查询索引是使用Whoosh进行全文搜索的关键步骤。通过查询，可以检索存储在索引中的文档。以下是关于Whoosh查询索引的详细介绍，包括相关概念和使用细节。

查询的概念

查询：查询是指对索引进行搜索的操作，返回符合条件的文档。Whoosh支持多种查询类型，包括基本查询、布尔查询和短语查询等。
搜索器（Searcher）：用于执行查询的对象。通过搜索器，可以在索引中搜索文档。

创建搜索器

在执行查询之前，需要创建一个搜索器。Whoosh允许在索引中创建多个搜索器，但每个搜索器只能针对一个索引。

python 复制代码

from whoosh.index import open_dir

# 打开已有索引
ix = open_dir("indexdir")

# 创建搜索器
with ix.searcher() as searcher:
    # 执行查询
    pass  # 查询代码在此处

基本查询

Whoosh的基本查询可以通过解析器（QueryParser）创建。解析器将用户输入的查询字符串解析为Whoosh可以理解的查询对象。

python 复制代码

from whoosh.qparser import QueryParser

with ix.searcher() as searcher:
    query = QueryParser("content", ix.schema).parse("first")
    results = searcher.search(query)
    for result in results:
        print(result['title'], result['path'])

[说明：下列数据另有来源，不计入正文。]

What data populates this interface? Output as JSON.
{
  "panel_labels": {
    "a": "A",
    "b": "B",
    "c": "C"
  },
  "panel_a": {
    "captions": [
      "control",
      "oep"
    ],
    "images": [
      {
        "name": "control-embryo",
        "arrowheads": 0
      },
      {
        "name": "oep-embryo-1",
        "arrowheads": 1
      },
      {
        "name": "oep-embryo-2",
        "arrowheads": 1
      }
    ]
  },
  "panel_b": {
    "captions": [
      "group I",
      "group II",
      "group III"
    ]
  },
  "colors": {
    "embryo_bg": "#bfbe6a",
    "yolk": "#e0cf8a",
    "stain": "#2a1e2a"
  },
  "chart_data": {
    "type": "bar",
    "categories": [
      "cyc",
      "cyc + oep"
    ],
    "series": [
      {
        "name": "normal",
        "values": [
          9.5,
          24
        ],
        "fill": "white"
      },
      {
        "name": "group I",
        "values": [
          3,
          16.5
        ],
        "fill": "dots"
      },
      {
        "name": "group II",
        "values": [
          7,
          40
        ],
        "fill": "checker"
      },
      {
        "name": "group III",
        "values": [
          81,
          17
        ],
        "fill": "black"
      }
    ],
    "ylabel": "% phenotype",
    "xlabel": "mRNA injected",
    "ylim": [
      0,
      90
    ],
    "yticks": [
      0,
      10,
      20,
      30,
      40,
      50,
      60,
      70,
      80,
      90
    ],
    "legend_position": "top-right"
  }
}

QueryParser("field_name", schema)：指定要搜索的字段和索引架构。
parse("query_string")：将查询字符串解析为查询对象。

布尔查询

Whoosh支持布尔操作符（如AND、OR、NOT）来构建复杂查询。布尔查询可以组合多个条件。

python 复制代码

from whoosh.query import Or, And

query = Or([
    QueryParser("content", ix.schema).parse("first"),
    QueryParser("content", ix.schema).parse("second")
])

with ix.searcher() as searcher:
    results = searcher.search(query)
    for result in results:
        print(result['title'], result['path'])

短语查询

如果需要查找包含特定短语的文档，可以使用短语查询。短语查询将多个词作为一个整体进行匹配。

python 复制代码

query = QueryParser("content", ix.schema).parse('"first document"')

with ix.searcher() as searcher:
    results = searcher.search(query)
    for result in results:
        print(result['title'], result['path'])

排序和评分

Whoosh允许根据特定字段对查询结果进行排序。你可以指定排序字段，并控制返回结果的顺序。

python 复制代码

with ix.searcher() as searcher:
    results = searcher.search(query, sortedby="title")  # 按照标题排序
    for result in results:
        print(result['title'], result['path'])

每个结果还会包含一个评分（score），表示文档与查询的匹配程度。可以在输出结果中查看这些评分。

高亮显示查询结果

Whoosh支持高亮显示查询结果中的匹配部分，方便用户查看搜索结果的相关性。

python 复制代码

from whoosh.highlight import UppercaseFormatter

with ix.searcher() as searcher:
    results = searcher.search(query)
    for result in results:
        title = result.highlights("title", formatter=UppercaseFormatter())
        content = result.highlights("content", formatter=UppercaseFormatter())
        print(f"Title: {title}\nContent: {content}\n")

查询选项

Whoosh的查询支持一些可选参数，例如：

limit：限制返回结果的数量。
offset：控制结果集的起始位置，适用于分页查询。

python 复制代码

with ix.searcher() as searcher:
    results = searcher.search(query, limit=10, offset=20)  # 第21到第30个结果
    for result in results:
        print(result['title'], result['path'])

范围查询

范围查询允许查找某个字段值在指定范围内的文档。常用于数值型字段和日期型字段。

假设我们有一个日期字段，我们可以查找某个日期范围内的文档：

python 复制代码

from whoosh.fields import DATETIME
from whoosh.query import DateRange

# 在Schema中添加DATETIME字段
schema = Schema(
    title=TEXT(stored=True),
    content=TEXT(stored=True),
    path=ID(stored=True),
    date=DATETIME(stored=True)  # 日期字段
)

# 范围查询示例
date_query = DateRange("date", start_date, end_date)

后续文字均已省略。